Many Connecticut insurance policy holders for long-term care have experienced a notable increase in their rates, marking the beginning of a trend that is likely to persist as a result of rising costs.
Premiums spiked by double-digits for many among these policy holders, leaving them to wonder how much more they will need to pay in future months. Connecticut is not alone in these increases, as several other states have just filed rate actions, as well. These rate increases are being justified by rising costs and the need to compensate for them.
According to Connecticut regulators, since 2007, they had already held back two thirds of all requests for rate increases. Now, though, things appear to have changed.
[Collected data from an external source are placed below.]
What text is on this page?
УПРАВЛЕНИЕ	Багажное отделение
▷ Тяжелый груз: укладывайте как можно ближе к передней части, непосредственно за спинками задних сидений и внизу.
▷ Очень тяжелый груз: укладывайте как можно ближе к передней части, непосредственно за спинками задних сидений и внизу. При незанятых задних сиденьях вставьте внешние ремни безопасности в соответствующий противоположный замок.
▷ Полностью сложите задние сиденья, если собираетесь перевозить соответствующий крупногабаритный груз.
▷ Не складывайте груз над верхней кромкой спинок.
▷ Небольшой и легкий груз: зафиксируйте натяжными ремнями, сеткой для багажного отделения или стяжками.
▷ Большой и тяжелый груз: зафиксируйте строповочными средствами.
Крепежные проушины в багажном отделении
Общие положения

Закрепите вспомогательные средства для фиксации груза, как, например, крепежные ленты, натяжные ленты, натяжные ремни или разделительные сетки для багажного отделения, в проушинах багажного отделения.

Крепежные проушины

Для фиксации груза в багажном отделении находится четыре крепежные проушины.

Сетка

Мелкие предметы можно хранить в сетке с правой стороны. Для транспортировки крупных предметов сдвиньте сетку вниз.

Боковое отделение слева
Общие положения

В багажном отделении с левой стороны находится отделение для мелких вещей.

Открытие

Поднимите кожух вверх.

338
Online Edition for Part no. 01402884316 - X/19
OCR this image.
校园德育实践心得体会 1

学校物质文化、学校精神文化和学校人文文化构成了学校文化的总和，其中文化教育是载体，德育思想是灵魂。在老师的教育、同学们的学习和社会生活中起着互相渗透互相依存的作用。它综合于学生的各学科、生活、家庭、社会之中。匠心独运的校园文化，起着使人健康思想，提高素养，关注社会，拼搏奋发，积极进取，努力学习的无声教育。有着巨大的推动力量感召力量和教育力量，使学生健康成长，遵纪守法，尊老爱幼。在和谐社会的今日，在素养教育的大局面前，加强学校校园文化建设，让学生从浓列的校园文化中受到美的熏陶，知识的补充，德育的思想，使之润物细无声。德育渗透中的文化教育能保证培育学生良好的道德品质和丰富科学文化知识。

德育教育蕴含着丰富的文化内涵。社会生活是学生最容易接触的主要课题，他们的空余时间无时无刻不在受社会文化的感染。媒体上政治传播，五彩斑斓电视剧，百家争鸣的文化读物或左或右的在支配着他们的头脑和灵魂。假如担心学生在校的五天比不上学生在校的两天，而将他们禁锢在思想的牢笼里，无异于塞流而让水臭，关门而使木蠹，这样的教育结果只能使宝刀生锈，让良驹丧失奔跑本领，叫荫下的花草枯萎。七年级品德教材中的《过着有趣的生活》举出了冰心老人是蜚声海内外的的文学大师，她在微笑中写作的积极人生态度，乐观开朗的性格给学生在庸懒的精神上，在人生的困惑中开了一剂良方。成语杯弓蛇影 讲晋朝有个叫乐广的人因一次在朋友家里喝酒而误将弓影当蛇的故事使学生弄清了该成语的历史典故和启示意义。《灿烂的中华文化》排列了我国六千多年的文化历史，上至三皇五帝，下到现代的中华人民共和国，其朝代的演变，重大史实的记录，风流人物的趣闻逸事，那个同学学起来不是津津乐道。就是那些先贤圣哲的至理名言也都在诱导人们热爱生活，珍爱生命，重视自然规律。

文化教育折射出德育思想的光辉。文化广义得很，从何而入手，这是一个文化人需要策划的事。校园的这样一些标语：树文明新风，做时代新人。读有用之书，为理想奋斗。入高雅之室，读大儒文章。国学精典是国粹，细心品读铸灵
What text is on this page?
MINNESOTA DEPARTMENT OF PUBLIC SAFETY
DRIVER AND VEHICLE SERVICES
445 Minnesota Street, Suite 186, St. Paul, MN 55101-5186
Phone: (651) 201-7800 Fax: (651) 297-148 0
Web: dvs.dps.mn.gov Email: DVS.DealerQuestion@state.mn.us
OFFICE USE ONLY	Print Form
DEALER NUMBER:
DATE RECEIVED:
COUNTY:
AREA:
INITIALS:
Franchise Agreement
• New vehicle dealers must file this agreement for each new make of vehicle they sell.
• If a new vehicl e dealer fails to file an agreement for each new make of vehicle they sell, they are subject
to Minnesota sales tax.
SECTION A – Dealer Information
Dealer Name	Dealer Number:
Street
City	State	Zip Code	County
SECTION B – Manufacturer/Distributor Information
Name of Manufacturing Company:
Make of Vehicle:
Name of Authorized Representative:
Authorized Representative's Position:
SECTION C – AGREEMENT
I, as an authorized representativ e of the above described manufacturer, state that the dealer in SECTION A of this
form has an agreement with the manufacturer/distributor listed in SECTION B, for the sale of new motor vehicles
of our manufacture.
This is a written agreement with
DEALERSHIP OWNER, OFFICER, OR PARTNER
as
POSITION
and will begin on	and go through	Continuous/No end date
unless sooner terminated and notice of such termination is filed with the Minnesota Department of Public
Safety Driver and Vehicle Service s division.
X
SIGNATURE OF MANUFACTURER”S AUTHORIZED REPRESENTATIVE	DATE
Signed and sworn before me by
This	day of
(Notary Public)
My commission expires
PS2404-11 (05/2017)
MetLife, for example, has been permitted to increase their rates by 39 percent as of the summer of 2011.
MetLife is only the most recent among insurance companies offering long-term care policies to cause a double-digit increase in their rates within the last year and a half. The rising costs that were quoted as justification for this hike were listed as being caused by the inability of Medicaid to cover healthcare in its entirety, and due to recent shifts in costs within the healthcare industry.
That said, MetLife has also made the rise in rates a significant one in order to compensate for future claims, which they believe will be higher than anticipated.
Relatively speaking, long-term care insurance is a new form of insurance product and today’s policyholders will be covered for risks several decades into the future.
The legislature has passed a bill that awaits Governor Dannel P. Malloy’s signing or veto, which would require a larger number of public hearings before requests for rate increases in the double digits would be permitted.